I normally stay over on the older classic site, I have a 72 F250 Highboy in the middle of a total restoration, but wanted to share my fuel pump repair on my 2002 with anyone who is not sure about doing it themselves. My truck is a 2002 XLT Extended Cab 4WD, 189,000 miles.
I have been having intermittent fuel pump problems, it started about six weeks ago by about one out of every 20 times starting the truck the fuel pump would not prime, thus engine would not run, wait five minutes and it magically fixes itself. It has progressively gotten worse to the point last Saturday it refused to restart at the local BBQ drive thru and AAA came to my rescue. The point of this is that after a week of reading post here and other sites on how to change the pump, I was convinced there was no easy way to do it. I decided this morning I was going to fix it one way or the other, here is what I did, also I did all this by myself with no help.
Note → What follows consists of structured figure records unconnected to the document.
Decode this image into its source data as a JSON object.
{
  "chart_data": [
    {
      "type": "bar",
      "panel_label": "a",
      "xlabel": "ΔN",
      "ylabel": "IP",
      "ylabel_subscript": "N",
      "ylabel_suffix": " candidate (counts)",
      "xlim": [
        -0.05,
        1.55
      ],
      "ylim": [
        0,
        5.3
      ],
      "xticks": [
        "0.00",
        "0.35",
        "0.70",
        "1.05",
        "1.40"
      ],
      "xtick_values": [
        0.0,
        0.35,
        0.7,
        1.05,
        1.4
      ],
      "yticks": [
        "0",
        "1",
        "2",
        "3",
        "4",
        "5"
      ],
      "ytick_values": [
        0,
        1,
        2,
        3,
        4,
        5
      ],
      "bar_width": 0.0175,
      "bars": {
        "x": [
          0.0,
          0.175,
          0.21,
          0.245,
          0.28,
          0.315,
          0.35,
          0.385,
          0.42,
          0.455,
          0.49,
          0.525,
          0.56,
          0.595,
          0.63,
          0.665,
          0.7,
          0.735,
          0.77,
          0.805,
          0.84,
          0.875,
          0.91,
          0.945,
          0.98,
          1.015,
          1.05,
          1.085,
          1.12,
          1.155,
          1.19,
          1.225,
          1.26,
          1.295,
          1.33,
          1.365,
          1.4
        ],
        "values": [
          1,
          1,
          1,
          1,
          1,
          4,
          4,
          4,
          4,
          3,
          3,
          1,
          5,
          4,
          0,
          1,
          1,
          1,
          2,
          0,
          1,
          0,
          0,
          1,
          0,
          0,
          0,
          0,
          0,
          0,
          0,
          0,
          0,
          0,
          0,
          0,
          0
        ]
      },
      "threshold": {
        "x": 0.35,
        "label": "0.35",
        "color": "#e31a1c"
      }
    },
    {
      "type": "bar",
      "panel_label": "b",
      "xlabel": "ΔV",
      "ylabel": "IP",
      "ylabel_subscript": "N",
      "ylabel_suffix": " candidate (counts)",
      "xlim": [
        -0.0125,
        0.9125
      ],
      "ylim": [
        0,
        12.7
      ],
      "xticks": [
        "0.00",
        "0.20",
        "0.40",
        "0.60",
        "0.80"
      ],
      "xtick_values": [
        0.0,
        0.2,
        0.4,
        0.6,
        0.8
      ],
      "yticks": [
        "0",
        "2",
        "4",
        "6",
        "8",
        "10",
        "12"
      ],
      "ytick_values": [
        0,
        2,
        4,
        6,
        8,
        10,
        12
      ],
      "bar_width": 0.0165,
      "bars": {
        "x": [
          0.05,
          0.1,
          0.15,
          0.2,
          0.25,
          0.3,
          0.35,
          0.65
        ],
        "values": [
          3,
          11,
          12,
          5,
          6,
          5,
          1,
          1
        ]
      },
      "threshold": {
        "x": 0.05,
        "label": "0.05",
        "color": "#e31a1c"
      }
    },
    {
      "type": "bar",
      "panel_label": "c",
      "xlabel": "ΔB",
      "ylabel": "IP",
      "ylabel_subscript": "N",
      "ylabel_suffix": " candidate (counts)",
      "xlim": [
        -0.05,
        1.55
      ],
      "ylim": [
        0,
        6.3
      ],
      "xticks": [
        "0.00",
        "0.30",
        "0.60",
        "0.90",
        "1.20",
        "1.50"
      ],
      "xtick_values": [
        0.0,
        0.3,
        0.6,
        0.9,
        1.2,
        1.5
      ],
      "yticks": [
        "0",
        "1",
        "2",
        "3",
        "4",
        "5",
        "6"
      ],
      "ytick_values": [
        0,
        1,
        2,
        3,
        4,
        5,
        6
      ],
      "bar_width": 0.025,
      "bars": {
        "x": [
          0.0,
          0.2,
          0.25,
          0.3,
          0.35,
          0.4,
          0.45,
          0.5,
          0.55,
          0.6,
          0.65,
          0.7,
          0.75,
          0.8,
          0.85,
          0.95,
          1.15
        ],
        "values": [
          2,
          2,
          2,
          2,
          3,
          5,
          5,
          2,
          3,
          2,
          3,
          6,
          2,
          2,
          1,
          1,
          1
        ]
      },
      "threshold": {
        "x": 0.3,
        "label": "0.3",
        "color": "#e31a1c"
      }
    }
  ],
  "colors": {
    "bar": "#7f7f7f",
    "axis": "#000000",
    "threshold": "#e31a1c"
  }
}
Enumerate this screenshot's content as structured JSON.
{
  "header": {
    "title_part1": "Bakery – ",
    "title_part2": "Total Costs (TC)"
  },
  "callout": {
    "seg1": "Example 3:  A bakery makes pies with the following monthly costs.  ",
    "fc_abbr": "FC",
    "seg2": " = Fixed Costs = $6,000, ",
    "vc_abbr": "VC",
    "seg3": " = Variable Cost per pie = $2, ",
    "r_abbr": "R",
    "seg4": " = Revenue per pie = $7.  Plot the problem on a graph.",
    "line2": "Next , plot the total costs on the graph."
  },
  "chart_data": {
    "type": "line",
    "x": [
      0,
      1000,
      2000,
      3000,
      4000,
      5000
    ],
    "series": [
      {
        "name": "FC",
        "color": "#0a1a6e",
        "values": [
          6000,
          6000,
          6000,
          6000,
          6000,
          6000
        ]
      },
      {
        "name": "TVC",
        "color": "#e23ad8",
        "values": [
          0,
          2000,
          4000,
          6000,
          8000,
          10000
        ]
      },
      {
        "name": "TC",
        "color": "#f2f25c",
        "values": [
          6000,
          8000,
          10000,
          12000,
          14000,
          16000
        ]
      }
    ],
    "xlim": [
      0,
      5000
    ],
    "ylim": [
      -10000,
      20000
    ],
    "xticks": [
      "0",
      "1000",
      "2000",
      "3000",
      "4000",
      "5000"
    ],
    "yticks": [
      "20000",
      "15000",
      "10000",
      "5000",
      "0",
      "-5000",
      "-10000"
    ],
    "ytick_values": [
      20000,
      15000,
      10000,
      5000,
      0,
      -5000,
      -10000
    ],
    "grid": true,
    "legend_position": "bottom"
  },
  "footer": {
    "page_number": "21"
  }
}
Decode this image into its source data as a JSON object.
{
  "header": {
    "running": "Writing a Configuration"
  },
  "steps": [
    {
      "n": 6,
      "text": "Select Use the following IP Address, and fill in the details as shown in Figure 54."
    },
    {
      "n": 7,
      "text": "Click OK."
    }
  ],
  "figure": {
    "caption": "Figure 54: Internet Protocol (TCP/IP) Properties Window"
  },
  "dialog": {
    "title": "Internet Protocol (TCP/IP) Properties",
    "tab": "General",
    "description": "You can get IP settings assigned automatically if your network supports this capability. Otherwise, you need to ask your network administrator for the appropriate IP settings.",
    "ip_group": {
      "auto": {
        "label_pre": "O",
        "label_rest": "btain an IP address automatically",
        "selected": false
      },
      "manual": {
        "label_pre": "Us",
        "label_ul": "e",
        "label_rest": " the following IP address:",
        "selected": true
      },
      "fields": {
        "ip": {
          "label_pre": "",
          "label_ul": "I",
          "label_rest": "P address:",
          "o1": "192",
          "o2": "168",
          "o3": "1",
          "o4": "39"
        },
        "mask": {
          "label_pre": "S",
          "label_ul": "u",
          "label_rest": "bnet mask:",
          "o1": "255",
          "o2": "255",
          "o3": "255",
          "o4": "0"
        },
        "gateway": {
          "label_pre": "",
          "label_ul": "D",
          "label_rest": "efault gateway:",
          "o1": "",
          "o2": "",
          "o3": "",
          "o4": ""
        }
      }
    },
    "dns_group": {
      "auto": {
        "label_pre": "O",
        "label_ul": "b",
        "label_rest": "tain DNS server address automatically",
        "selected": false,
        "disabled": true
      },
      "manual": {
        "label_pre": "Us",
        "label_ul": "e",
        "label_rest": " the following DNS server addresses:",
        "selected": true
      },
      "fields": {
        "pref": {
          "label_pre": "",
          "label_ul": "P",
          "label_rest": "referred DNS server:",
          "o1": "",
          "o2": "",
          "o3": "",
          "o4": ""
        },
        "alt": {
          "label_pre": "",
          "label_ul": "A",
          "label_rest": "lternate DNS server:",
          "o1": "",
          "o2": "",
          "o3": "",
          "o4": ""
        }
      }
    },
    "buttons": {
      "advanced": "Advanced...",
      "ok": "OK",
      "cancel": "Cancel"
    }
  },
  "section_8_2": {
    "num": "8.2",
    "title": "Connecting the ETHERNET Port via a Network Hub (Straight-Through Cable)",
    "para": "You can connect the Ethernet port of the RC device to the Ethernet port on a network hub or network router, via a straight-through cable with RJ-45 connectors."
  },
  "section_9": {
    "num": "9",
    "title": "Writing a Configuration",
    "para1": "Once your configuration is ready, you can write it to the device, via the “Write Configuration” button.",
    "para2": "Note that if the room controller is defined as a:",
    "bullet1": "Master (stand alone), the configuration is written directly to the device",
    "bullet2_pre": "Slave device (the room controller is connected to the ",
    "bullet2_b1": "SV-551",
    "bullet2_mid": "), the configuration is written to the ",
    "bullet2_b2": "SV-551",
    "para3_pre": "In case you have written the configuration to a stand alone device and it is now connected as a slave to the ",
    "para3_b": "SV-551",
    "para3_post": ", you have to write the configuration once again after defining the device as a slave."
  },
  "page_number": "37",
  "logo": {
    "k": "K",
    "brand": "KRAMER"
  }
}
After much research, doing this from the top was by far the best option, I first checked to make sure there was no pressure on the fuel rail, I then loweried the spare tire and slid it to one side out of the way, next I removed the rear bumper, 4 Nuts, them removed the six bed bolts(#50 Torx), removed the three screws holding the gas tube to the bed . I then slid the bed back about three inches, I then used my two ton car jack and a 2X4 about 34 inches long, went straight up beside the driveshaft and lifted the front of the bed about fifteen inches, right in front of the rear wheels on both sides I put a eight inch thick block between the frame and bed to support it, then relived the pressure on the jack and was ready to remove the pump. I went in between the frame and bed on the driver’s side, just squeezed up in there and the pump was right in front of me and very easy to remove. It does take a special tool to remove the fuel lines, its two different sizes, I had one that I bought years ago to change fuel filters.
I disassembled the unit, I only replaced the pump itself not the whole unit, I took the old pump with me to NAPA and bought a Bosch replacement pump and tank filter, Total of $91.00 for everything. I just reversed the order and had the truck finished in no time. The total working time on this was less two hours.
The reason for this long post is don’t let the repair shops rip you off, if you have any mechanical ability, a few tools and a place to do it, this is one job you can do yourself, if you have help it’s a no-brainer, you can easily lift the bed off and move it back a few feet out of the way and the pump is real easy to access.
I must add that by no means is this “THE” way to do this, but it is a way. If you do this, common sense is the best tool you have, make safety your number one priority, disconnect your battery and NO SMOKING.
I had read that removing the bed was the way to go. Was fearful of moving it out of the way and not hitting anything with it. Never thought about just lifting the bed enough to get access. Coolness! When it comes time, I will, at least, give it a shot. Thanks!